We learned the importance of weight shifts to relieve pressure points and to prevent pressure sores that could put the spinal cord injured out of commission for weeks.

Weight shifts were predominately focused on the pressure points on my bottom where I sat all day, but my feet and elbows were watched closely too. The cuffs on my ankles helped prevent blood clots and pressure sores when I was in bed.

Not to happy here? Exhausted physically and emotionally and ready to transfer to bed.

We used a Hoyer Lift for transfers. I felt like a car engine being cranked out of its body!

Now, since I’m such a light weight and know how to assist, even a small woman can lift me without the Hoyer using good technique.  We still have a Hoyer for lifting emergencies, but rarely use the awkward device!  It’s a fool proof back protector for helpers.

Day after day my paralyzed friends and I attended classes and group therapy sessions to help us learn about our new bodies and to adjust emotionally. We laughed at times while we watched somewhat juvenile, yet memorable cartoon characters on video like Nick the Nerve, Belinda Bladder, Mr. Bowel and the Kidney Brothers.  They taught us the basics!

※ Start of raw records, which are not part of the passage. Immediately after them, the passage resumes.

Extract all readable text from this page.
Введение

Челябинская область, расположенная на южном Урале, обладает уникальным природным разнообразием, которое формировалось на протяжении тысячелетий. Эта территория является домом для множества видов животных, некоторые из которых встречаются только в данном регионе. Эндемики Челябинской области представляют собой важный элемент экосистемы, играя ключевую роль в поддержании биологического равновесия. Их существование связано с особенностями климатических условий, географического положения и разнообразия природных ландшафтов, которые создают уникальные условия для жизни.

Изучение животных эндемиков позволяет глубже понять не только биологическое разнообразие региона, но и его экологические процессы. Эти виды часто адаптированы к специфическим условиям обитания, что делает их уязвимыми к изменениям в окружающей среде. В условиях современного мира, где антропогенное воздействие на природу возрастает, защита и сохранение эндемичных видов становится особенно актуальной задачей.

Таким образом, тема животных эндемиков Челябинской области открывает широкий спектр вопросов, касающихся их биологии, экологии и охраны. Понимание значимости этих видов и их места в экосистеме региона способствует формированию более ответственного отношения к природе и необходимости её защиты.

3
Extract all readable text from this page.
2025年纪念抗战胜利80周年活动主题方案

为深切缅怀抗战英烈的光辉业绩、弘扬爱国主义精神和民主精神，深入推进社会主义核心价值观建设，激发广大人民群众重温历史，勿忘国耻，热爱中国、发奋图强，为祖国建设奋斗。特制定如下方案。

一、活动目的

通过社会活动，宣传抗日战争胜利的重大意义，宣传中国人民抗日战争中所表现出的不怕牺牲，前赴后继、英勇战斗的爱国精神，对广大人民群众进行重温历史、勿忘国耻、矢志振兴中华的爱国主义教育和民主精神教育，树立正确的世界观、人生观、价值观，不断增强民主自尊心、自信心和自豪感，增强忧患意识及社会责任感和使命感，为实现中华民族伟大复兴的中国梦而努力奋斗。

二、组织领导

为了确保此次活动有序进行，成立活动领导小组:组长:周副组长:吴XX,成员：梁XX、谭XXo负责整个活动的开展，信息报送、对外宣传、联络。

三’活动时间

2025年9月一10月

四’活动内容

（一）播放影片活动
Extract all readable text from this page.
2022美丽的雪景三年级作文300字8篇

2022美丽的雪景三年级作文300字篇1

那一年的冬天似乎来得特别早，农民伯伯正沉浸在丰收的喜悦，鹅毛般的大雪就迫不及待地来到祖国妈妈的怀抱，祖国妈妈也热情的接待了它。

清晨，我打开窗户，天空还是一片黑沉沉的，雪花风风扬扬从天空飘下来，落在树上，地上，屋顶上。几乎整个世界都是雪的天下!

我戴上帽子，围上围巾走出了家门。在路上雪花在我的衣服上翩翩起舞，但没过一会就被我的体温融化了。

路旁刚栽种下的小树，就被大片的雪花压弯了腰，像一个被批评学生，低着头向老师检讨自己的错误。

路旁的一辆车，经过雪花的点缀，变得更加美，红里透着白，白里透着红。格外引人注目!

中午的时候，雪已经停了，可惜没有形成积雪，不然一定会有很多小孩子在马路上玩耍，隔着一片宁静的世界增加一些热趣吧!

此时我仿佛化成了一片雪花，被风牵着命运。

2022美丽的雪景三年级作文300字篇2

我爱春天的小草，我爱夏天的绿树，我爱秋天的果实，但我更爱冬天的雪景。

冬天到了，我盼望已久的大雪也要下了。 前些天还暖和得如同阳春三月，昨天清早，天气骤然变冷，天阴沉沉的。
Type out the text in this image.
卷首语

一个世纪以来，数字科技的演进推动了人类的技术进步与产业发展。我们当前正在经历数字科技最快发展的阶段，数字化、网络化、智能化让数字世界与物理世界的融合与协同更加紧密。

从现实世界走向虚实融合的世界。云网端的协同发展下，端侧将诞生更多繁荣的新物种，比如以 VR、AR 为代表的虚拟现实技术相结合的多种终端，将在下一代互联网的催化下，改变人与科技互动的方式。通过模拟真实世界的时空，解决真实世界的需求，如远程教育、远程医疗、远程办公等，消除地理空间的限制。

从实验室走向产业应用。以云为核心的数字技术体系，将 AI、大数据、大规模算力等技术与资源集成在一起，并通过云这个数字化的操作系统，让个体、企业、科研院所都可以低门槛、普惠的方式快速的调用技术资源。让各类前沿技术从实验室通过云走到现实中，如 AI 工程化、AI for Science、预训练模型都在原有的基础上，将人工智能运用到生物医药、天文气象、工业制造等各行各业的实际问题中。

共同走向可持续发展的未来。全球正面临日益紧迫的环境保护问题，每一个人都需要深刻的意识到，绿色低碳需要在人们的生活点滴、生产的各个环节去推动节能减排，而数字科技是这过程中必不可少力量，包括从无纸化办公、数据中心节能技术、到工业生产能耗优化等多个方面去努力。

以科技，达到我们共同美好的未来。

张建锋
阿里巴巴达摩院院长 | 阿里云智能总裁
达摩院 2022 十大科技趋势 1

Other group sessions revealed the hopelessness so many experienced as they openly contemplated suicide. I was shocked because in my wildest dreams I had not fathomed that my paralyzed friends had the physical ability to do such a thing – much less contemplated the helplessness and depression associated with feeling like it was a way to escape this life change. Thankfully, no one I knew chose that escape, although some turned to addictions to numb their pain.

Hearing others’ hearts made me even more thankful for my faith, family and friends as I took one day at a time.

There is Hope
When our life turns on a dime the foundation we’ve built upon inevitably reveals itself.  Life’s turns may require strengthening or rebuilding with a whole new slab of concrete. My foundation was sure, but boy did I have strengthening ahead…

I’m wondering how your life might be turning on a dime…even in small ways that cause anxiety and confusion…it is happening all around us. Sometimes it’s obviously packaged in a newly paralyzed body, but more often it’s hidden in a heart pricked or paralyzed by loss, uncertainty, fear, regret or grief.

My hope is that we will turn to the One ‘who comforts us in all our troubles, so we can comfort those in trouble with the comfort we ourselves receive from God‘ ~2 Cor. 1:4.